Sin embargo, esta degradación y erosión de la primacía de lo espiritual en toda creación humana para dar paso a formas desbocadas e irracionales del poder y la organización en el mundo moderno, también ha venido acompañada de la destrucción de la esencia de lo político, donde el parlamentarismo liberal ha jugado en papel esencial: La política convertida en un nido de arribistas, embaucadores y profesionales de la mentira; aferrados a cualquier maniobra o triquiñuela, la mayor parte de las veces de una vulgaridad y zafiedad insultante, en la que lo más importante es el espíritu de facción o pertenencia a un grupo determinado frente a otro. No importa la verdad ni el bien o el interés del conjunto, ni la armonización de los contrarios bajo el poder de una síntesis superior, de una virtud iluminante capaz de resolver cualquier antítesis generada.

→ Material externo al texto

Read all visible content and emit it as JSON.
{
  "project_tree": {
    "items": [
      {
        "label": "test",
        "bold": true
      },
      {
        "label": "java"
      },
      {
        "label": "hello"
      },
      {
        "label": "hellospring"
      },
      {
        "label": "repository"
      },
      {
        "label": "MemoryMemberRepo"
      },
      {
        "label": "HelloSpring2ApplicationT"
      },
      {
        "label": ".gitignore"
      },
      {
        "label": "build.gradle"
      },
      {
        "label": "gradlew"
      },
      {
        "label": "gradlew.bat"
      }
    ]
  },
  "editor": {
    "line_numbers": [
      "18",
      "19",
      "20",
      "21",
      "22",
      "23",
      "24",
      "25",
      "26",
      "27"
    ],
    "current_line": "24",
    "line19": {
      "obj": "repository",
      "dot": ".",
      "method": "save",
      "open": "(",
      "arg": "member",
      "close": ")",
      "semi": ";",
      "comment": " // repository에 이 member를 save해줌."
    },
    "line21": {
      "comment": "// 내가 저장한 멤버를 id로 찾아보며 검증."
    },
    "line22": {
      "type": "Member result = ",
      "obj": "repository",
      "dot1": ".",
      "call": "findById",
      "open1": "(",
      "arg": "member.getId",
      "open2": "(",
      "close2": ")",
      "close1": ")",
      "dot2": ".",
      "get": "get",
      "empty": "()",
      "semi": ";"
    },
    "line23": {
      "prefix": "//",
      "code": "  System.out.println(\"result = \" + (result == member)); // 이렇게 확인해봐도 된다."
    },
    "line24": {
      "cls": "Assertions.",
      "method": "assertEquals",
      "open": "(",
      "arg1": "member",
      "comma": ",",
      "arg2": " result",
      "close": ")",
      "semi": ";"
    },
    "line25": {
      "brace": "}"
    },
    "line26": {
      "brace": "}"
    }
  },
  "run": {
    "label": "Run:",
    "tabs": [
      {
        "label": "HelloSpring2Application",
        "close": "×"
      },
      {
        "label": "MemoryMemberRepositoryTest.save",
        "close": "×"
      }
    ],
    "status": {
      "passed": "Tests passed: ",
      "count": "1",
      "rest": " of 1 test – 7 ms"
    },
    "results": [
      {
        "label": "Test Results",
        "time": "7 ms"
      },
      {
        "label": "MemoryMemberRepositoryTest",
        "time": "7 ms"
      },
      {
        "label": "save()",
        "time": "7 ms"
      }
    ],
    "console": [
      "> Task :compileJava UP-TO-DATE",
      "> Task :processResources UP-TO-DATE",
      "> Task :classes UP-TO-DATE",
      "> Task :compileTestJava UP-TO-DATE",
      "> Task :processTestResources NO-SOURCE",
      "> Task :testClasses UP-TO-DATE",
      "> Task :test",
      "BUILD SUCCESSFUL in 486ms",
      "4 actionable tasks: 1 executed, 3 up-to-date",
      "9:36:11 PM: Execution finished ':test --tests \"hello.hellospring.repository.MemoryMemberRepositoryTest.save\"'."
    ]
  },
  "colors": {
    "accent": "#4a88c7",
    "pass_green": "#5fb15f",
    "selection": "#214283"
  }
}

La política es el actuar inorgánico y autodestructivo de las voluntades de los particulares, expresadas a través de partidos políticos o de pretendidas personalidades en ese contexto, cuyo deseo es medrar materialmente, en lo individual, para integrarse, en un plano más amplio, en los grupos oligárquicos y plutocráticos que han convertido la política, en su sentido más originario y con sus antiguos atributos de sacralidad y divinidad, en una especie de vertedero ponzoñoso donde cualquiera puede conseguir sus objetivos personales —de éxito, poder o enriquecimiento— o integrarse en las élites invertidas de la democracia liberal en perjuicio de los intereses del conjunto del cuerpo político.
Hacer política en democracia liberal es una tarea muy compleja para quienes, como organizaciones o particulares, creen que ésta, la política, debe estar guiada por un código de valores, por una ética del honor y unos principios fundamentales que nos mantengan firmes sobre un objetivo. Y mucho más complicado es, cuando se comprueba que al final prevalecen los intereses electorales, las estrategias contingentes del momento y un proceder, en general, bastante vulgar.
La política, como todas las acciones que puedan ser emprendidas en la vida, precisa de un estilo, de una ética del honor y los valores, así como un referente superior que no nos haga caer en comportamientos infrahumanos, de los cuales no pecan solamente aquellos que controlan los resortes del Estado y las democracias liberales, sino también aquellos que, desde su pasividad, permiten y sancionan la perversión y regresión máxima. Proporcionar un estilo significa dignificarse, buscar en el esfuerzo y la autodisciplina formas de superación a través de una vía ascendente y actuar en consonancia con la organicidad y universalidad de las cosas, en una palabra: centralidad.
La lucha metapolítica, la que trata de cambiar el mundo transformando interiormente al hombre, debe dignificar la función política en la medida que es capaz de restaurar su equilibrio interior y reintegrarlo en el sentido cósmico de lo divino, en su síntesis armoniosa que asegura una existencia plena desde la perennidad y atemporalidad de su centro.